After being let go by Phoenix in 2000, Miller bounced around basketball obscurity from the Harlem Globetrotters, to the CBA, to the ABA and USBL. Often discouraged, he wondered if he was ever going to make it back to the NBA. "Two years ago, I made a decision," Miller said. "I just got tired of hearing people talk about the weight. It was always about my weight, my weight. I knew I had to change myself. I had to show people I'm for real. They weren't going to take me serious if I was putting up 20 points, getting 20 rebounds, but I had an extra 30 pounds on my back."
Even in the CBA, Miller said, teams questioned him because of his weight. "It was, 'We wanted you but we heard you couldn't run up and down the floor. We heard you were 500 pounds,' " Miller said. "Well, don't believe everything you hear. Put me out on the floor and then make a judgment."

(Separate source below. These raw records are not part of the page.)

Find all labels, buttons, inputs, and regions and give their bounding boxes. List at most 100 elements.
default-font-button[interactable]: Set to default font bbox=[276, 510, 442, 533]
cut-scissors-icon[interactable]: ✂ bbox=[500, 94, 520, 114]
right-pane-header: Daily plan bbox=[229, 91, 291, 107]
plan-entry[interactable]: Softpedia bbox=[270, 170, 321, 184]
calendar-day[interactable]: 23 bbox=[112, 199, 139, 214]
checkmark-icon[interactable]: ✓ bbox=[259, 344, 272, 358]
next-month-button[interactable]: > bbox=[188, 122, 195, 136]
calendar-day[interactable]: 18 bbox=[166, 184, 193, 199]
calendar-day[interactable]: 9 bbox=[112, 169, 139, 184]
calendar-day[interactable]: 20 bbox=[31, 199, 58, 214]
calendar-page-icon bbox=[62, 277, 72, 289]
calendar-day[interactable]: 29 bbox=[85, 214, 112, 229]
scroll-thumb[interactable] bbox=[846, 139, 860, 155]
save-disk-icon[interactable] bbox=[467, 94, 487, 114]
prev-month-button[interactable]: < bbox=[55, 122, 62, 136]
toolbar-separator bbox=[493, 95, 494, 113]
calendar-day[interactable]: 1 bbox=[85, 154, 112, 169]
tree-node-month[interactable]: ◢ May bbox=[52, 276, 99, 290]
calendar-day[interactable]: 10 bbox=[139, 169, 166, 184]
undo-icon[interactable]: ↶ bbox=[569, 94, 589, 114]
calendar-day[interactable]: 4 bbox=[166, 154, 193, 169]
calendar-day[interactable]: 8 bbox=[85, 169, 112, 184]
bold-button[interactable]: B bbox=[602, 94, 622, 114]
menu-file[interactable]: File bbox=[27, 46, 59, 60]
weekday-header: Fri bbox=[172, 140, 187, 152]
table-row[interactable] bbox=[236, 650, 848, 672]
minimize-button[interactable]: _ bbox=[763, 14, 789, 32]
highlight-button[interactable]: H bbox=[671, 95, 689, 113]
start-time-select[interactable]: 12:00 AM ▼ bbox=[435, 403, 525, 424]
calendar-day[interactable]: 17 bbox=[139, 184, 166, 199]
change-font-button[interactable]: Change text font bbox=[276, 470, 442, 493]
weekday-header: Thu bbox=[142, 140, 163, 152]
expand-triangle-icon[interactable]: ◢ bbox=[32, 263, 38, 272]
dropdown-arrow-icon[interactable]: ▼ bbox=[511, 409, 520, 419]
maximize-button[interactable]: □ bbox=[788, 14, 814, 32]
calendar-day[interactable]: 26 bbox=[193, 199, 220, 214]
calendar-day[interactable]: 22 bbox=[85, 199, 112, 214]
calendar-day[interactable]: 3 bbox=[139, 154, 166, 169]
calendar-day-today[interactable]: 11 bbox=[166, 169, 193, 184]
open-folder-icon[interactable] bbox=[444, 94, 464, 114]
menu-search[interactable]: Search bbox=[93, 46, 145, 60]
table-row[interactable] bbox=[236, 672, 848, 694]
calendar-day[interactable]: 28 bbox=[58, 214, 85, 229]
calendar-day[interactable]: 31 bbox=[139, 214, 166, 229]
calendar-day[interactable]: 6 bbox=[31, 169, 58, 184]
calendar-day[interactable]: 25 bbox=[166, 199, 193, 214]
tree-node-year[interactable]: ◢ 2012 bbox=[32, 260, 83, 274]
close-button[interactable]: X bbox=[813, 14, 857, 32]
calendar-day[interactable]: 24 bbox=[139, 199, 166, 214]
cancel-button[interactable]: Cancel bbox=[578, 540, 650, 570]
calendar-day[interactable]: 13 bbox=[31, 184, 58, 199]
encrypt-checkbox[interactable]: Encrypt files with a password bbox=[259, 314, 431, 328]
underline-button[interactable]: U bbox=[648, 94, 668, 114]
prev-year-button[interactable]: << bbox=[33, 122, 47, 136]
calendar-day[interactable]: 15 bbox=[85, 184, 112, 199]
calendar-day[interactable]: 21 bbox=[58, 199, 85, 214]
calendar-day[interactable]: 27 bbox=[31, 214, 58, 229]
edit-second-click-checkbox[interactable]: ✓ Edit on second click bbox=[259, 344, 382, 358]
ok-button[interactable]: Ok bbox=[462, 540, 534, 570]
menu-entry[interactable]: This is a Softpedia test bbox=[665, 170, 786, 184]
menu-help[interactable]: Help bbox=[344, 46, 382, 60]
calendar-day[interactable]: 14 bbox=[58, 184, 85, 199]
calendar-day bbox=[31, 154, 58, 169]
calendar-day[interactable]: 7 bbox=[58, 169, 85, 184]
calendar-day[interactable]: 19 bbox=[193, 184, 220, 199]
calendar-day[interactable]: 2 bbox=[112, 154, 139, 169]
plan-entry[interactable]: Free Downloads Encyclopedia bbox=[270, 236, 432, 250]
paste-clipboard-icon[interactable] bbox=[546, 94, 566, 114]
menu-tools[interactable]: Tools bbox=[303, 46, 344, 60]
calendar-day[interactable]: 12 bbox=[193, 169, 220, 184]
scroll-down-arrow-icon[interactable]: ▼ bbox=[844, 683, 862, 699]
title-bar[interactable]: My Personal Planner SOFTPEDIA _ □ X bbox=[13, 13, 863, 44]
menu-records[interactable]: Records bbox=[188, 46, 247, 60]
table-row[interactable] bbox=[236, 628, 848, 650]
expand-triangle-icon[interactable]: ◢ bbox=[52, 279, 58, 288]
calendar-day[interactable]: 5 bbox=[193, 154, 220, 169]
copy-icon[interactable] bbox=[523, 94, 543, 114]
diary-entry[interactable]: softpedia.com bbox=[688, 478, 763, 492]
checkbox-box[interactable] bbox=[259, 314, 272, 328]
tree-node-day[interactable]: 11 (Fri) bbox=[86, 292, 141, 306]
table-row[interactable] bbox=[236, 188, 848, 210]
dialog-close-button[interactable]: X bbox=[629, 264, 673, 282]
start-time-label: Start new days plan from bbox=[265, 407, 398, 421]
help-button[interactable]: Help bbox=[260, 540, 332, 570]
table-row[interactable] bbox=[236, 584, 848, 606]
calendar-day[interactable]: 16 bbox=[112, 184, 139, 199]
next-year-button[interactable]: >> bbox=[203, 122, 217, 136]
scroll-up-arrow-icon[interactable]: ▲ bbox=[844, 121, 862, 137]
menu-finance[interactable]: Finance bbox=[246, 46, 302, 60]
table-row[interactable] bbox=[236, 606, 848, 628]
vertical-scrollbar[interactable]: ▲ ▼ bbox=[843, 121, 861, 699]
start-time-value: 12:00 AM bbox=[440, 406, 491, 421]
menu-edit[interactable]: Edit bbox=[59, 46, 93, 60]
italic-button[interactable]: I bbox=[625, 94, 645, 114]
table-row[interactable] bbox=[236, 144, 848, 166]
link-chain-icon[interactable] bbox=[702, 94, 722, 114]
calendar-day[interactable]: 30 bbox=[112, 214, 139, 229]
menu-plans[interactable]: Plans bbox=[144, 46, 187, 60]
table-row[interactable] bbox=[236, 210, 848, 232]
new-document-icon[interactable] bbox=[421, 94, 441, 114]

Before joining the Timberwolves on Dec. 13, Miller's most recent stop was in Bismarck, N.D., with the CBA's Dakota Wizards. In 11 games, Miller averaged 16.2 points and 8.7 rebounds while also dishing out 39 assists, grabbing 15 steals and blocking 21 shots. During the 2002-03 season, Miller was a CBA All-Star selection and was named to the all-league second team after averaging 15.7 points and 12.1 rebounds. While with the USBL's Dodge City Legend in 2002, he ranked second on the team in assists with 72, while playing in only 15 games.
"I've been working for three years now," Miller said. "They said I'm not committed to losing weight. Since this summer, I've been focused on that. Got to the CBA, lost 30 pounds so far, and I'm still losing."
Miller says changing his diet has been the key to shedding the weight. "Eating right — I eat less carbs now and drink a lot more water," he said. "That's really been it. It really hasn't been any special conditioning program or anything like that, just watching what I eat."
His self-motivation and dedication to get back to the NBA is what makes "Big O" one of the crowd favorites at Target Center. A hard-working big guy doing the little things gets big roars from the crowd every time. "I'm glad that they accept me," Miller smiled. "I just have to go out every night and do what I have to do. I don't want to go out there and be a disappointment."